From corporate bromance to courtroom brawl in under a year 

Just months after showcasing their joint vision for the future of global manufacturing, VMware and Siemens have decided to skip the foreplay and head straight to legal action.

VMware, now part of Broadcom’s revenue-maximising empire, has slapped Siemens’s US operations with a lawsuit, accusing the industrial giant of deploying more software than it paid for and then throwing a corporate tantrum when asked to explain itself.

Filed in the Delaware District Court, the complaint alleges that Siemens’s September 2024 inventory of VMware software included enough unlicensed product to make a pirate blush. And yet, Siemens not only insisted the list was gospel truth, it demanded support for it. They even threatened to sue VMware if they didn’t comply.

VMware, sensing Siemens was playing license bingo with its product catalogue, reluctantly agreed to 30 days of support "under protest"—a polite corporate way of saying, “We’ll help you, but we’re keeping receipts.”

Siemens changed its story in October, swapped out the original list for one that magically aligned with VMware’s records, and still offered no explanation for why its first list looked like a virtualisation fever dream.
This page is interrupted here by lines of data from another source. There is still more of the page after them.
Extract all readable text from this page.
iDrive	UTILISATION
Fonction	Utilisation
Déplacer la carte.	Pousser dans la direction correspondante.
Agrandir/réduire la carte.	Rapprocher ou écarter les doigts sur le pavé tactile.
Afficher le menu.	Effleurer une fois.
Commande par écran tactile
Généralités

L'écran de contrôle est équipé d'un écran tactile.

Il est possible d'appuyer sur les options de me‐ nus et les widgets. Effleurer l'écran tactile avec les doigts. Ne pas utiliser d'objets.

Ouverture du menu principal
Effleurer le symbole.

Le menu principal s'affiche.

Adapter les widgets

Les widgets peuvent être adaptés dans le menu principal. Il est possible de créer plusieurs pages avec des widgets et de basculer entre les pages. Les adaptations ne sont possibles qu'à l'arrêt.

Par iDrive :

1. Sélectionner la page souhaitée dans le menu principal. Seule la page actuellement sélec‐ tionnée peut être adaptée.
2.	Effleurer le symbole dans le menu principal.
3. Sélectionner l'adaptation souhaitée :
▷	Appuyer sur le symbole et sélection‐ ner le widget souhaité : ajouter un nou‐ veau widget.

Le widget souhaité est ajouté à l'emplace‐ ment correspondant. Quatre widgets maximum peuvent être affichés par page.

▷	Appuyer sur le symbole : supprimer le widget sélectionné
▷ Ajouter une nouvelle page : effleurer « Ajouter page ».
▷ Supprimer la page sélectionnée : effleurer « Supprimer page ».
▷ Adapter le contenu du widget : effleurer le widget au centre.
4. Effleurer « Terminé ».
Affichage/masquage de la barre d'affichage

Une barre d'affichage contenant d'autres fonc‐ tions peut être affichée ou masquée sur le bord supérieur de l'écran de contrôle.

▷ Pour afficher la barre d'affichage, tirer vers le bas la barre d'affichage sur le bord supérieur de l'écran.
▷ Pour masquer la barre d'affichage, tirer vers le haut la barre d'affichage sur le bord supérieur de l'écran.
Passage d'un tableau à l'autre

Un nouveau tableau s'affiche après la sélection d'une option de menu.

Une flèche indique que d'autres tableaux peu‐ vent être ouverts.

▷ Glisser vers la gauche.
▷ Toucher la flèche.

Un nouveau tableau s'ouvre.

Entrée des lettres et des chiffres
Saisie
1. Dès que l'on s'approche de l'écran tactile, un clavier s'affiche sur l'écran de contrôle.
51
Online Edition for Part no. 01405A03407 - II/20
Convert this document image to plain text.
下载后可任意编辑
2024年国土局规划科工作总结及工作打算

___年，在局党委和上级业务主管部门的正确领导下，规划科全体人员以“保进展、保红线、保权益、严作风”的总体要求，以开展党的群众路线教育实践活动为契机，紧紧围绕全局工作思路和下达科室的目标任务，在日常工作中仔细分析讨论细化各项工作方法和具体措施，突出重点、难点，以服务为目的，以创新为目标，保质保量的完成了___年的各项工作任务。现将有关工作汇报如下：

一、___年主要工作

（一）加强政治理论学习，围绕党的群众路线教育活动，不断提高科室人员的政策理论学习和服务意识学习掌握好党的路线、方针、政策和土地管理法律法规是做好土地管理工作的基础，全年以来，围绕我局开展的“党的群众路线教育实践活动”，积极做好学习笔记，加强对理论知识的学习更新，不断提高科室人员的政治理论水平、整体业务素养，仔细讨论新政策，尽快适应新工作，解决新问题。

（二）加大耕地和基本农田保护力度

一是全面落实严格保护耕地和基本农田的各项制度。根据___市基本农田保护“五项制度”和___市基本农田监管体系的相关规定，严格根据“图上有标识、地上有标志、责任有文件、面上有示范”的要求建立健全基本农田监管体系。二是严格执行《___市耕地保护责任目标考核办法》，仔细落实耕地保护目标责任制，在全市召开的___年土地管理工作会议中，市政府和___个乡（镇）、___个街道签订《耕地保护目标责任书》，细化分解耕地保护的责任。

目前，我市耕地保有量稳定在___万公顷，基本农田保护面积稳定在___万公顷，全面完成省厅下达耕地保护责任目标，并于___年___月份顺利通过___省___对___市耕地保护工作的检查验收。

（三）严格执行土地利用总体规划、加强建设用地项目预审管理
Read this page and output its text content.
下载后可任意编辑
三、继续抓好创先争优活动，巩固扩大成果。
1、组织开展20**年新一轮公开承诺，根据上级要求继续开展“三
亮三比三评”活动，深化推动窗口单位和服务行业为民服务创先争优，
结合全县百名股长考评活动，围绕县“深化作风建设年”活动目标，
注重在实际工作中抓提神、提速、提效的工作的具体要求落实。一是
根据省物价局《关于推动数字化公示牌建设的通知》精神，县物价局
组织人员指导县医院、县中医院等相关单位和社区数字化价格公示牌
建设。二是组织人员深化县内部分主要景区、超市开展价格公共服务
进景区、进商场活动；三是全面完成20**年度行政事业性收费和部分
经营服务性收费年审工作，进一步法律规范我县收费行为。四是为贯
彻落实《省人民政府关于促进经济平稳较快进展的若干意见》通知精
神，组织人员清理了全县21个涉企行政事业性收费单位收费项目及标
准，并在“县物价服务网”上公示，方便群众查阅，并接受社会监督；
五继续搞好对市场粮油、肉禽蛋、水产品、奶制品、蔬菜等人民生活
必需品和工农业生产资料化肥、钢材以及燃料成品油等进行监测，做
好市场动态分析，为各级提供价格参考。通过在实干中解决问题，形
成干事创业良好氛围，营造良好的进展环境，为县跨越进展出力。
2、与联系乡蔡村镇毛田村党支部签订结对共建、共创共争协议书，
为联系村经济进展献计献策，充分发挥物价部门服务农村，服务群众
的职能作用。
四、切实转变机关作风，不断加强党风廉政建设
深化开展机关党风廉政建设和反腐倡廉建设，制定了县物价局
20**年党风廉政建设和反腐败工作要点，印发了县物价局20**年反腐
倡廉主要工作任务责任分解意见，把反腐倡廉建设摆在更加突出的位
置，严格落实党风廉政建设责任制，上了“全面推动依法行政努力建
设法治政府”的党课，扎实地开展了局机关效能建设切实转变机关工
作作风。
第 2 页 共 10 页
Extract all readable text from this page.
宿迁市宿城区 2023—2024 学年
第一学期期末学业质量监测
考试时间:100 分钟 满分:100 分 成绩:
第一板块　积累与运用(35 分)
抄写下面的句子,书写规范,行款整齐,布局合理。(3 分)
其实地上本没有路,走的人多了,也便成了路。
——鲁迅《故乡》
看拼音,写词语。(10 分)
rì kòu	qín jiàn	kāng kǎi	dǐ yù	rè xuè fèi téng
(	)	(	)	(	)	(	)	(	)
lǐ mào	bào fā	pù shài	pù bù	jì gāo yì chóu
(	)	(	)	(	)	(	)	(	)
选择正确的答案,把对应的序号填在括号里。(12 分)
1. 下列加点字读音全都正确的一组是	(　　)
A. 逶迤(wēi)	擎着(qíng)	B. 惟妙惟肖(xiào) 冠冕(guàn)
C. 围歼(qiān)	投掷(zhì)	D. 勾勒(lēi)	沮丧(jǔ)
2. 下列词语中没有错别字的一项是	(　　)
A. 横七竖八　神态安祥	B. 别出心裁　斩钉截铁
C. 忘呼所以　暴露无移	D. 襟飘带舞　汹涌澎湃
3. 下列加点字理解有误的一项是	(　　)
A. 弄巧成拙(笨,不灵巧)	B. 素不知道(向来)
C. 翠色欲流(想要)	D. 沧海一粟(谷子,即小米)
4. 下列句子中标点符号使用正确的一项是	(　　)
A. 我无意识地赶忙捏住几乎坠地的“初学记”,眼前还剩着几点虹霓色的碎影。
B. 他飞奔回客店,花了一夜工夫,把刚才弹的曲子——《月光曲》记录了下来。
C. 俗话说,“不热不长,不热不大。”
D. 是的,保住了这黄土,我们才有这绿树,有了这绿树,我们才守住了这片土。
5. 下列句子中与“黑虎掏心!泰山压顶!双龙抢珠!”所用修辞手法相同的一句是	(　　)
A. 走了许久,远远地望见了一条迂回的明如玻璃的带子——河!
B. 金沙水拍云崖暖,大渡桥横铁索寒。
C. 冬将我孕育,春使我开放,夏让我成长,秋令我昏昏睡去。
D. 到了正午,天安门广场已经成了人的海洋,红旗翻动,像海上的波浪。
VMware was unimpressed.

Siemens refused a software audit, a common practice that most customers accept without complaint. However, Siemens prefers the Schrödinger’s License approach—if no one audits it, perhaps the unlicensed software both exists and doesn’t.

Broadcom, now holding VMware’s legal leash, wasn’t having it. With access to binaries soon gated behind per-customer “download tokens,” they’re making it crystal clear that freeloaders will be hunted down.

In 2023, VMware and Siemens teamed to showcase their shared vision for "The Next Era of Global Manufacturing Technology". We suspect that any shared visions will be a thing of the past while this case is in motion.